|
Luke March, "Power and
Opposition in the Former Soviet Union: The Communist Parties
of Moldova and Russia," Party Politics, 12 (May,
2006), 341-365.
First Paragraph:
The impressive electoral comeback of the 'successor parties'
- those postauthoritarian parties 'which inherited the
preponderance of the former ruling parties' resources and
personnel' (Ishiyama, 1999a) have produced an equally
impressive literature. However, there have been several
lacunae in these works to date. First, all have concentrated
far more on East-Central Europe than the former Soviet bloc
(Bozóki and Ishiyama, 2002a; Racz and Bukowski,
1999). Moreover, the main foci have been the
'social-democratic' successors, who are seen as more dynamic
and successful than parties of a neo-communist hue, often
viewed in contrast as 'notable failures of party
transformation' (Grzymaa-Busse, 1999, 2002).
Certainly, there are increasing case studies of a limited
number of individual parties (e.g. Curry and Urban, 2003;
Ishiyama, 1996; March, 2001; Sakwa, 1996, 1998a; Urban and
Solovei, 1997), and some which put such cases in comparative
context (Ishiyama, 1999b; March, 2002). However, no writer
has sought to provide a generalizable explanation for the
continuing significance of many relatively 'unreconstructed'
successor parties in former Soviet states such as Ukraine,
Belarus and Latvia, which have proved surprisingly resilient
given that their historical obsolescence has been long
predicted.
Figures and Tables:
Table 1. Neo-communist election performance
Table 2. Party membership
Last Paragraph:
Such findings suggest some modification to existing
approaches to understanding the persistence of the
neo-communist left in the FSU and beyond. We might expect
legacies to play a greater role in the evolution of
successor parties that both demonstrate some organizational
continuity with the Soviet past and openly claim
'succession' to it than in any other type of party. However,
even though the success of such parties is significantly
aided by patrimonialism and how it has impacted on the early
stages of transition, it is increasingly a product of the
conversion of legacies into contemporary political capital,
institutional incentives, political agency and purely
contingent events rather than a mere residuum of the past.

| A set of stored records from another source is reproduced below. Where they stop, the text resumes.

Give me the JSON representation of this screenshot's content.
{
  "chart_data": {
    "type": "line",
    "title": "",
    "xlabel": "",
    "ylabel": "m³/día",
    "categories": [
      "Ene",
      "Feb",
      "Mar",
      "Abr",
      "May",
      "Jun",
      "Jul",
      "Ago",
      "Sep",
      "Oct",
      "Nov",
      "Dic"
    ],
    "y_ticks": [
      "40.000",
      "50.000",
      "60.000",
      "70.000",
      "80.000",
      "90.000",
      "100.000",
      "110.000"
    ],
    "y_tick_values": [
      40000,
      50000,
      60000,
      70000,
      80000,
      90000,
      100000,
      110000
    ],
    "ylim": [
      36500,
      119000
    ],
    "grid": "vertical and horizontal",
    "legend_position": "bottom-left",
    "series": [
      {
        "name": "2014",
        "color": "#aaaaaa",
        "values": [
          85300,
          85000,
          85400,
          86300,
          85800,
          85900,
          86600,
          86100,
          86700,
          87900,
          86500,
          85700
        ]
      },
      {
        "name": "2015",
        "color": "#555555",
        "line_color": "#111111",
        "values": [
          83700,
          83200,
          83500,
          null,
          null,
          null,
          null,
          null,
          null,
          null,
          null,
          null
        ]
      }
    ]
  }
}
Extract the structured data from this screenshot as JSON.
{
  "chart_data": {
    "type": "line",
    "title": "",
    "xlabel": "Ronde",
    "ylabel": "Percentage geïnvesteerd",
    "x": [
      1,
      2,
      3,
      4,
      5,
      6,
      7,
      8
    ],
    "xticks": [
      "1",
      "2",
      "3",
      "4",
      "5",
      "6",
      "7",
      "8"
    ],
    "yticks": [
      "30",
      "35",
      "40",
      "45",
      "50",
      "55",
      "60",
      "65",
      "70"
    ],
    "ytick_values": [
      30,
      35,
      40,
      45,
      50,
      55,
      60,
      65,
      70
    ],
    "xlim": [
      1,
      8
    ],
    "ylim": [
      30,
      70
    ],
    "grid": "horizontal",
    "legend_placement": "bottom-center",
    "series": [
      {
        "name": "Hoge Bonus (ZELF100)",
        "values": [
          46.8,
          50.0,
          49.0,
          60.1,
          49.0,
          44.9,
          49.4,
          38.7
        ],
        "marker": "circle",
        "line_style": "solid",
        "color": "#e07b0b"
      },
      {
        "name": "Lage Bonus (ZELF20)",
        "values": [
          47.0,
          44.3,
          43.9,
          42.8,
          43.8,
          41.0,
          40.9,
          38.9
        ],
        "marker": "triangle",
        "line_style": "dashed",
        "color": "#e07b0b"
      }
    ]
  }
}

Given this, we might well expect the predictive ability of
both legacy and formative moment approaches to diminish over
both space and time: post-communist parties which claim a
greater break from the past, or which have contested several
post-communist elections, would rely still less on the
benefits of legacy than such ostensibly historically
well-endowed parties. Moreover, this analysis of the
divergent ideological paths and electoral success of two
supposedly 'unreconstructed' parties means that they should
be seen less as the passive recipients of a beneficent past
than active participants in an uncertain present.